Emerging biomarkers of ADC response and resistance
Refinements in antigen quantification—such as HER2-low and HER2-ultralow classifications—and AI-assisted digital pathology may improve the assessment of antigen levels and spatial heterogeneity.124 Liquid biopsy approaches can detect ERBB2 alterations and emerging resistance mutations, enabling real-time monitoring of tumor evolution.125 Payload-specific biomarkers such as SLFN11 may predict sensitivity to topoisomerase-I inhibitor ADCs.126 Fcγ receptor polymorphisms and FcRn variability, known to influence IgG1 pharmacokinetics, remain exploratory for ADCs and their impact on ADC clearance has not yet been defined.127 Although none are established for routine clinical use, these biomarkers may help refine ADC selection and anticipate emerging resistance.
Finally, as listed in Table 3, NCT07162259 is unique as the only phase 4 trial and also the only trial evaluating combined ADCs (sequential T-Dxd and SG in patients with CDK4/6 inhibitor refractory HR+/HER2- breast cancer). While not technically a combination regimen since these agents are given sequentially, it is included as an example of current thinking for use of biomarkers (HER2 expression) and multiple ADCs within the same patient to overcome ADC resistance.

Emerging ADC technologies

Emerging ADC technologies
Recent advancements in ADCs focus on improving efficacy, reducing toxicity, and overcoming resistance. To achieve these goals, researchers are exploring novel payloads and linkers, bi-specific and multi-specific antibodies, and new antigen targets. Additionally, personalized approaches aim to tailor ADC therapy to individual patients, enhancing treatment outcomes. To provide an integrated overview of emerging approaches to overcome resistance to antibody–drug conjugates, key technological innovations and evolving therapeutic strategies are summarized in Figure 2 and Table 4.

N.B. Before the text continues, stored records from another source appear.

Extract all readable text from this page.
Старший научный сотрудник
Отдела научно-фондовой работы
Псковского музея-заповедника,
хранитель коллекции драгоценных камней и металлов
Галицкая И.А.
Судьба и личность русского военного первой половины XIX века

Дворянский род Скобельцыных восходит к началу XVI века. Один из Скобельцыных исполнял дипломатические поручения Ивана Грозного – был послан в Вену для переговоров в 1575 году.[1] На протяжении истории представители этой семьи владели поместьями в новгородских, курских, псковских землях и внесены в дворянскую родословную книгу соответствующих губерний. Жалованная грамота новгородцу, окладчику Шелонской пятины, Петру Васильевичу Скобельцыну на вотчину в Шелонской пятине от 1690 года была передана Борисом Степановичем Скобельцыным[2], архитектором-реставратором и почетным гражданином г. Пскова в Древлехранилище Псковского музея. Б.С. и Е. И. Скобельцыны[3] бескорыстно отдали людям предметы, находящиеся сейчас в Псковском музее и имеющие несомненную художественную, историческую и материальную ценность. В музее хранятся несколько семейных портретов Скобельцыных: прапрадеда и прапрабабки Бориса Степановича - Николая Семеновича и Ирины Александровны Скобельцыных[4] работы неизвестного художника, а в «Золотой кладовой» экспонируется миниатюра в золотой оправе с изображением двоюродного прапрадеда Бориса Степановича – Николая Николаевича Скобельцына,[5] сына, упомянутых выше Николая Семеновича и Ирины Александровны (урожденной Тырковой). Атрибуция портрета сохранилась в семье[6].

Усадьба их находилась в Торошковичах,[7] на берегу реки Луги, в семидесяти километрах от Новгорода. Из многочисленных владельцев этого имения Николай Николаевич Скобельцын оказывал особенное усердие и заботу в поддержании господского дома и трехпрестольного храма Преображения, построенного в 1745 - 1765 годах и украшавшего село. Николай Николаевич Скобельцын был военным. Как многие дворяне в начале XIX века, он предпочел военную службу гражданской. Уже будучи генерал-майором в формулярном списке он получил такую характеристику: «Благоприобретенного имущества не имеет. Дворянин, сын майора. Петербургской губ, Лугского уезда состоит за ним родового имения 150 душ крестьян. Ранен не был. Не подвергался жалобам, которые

Future directions and conclusion

Future directions and conclusion
Although this review did not frame the resistance mechanisms within a pharmacokinetic context, many resistance mechanisms are fundamentally pharmacokinetic in nature. Future research will focus on enhancing and fine-tuning linker stability, developing novel targeting strategies, and optimizing payloads to further improve efficacy and reduce toxicity. Advances in multi-omics and artificial intelligence-driven drug discovery will aid in the identification of novel tumor-associated antigens, enabling more precise and personalized ADC therapies. Additionally, combination strategies with ICIs, kinase inhibitors, or other targeted therapies may help overcome resistance and extend the therapeutic benefits of ADCs.
In conclusion, ADCs have significantly transformed cancer treatment by providing targeted and effective therapy with overall reduced systemic toxicity. However, opportunities remain for improving the therapeutic index of ADCs, and resistance mechanisms remain a major hurdle, thus necessitating continuous innovation. By leveraging new technologies, biomarker-driven approaches, and novel treatment strategies, the next generation of ADCs holds promise for further improving patient outcomes and expanding their clinical applications across diverse cancer types.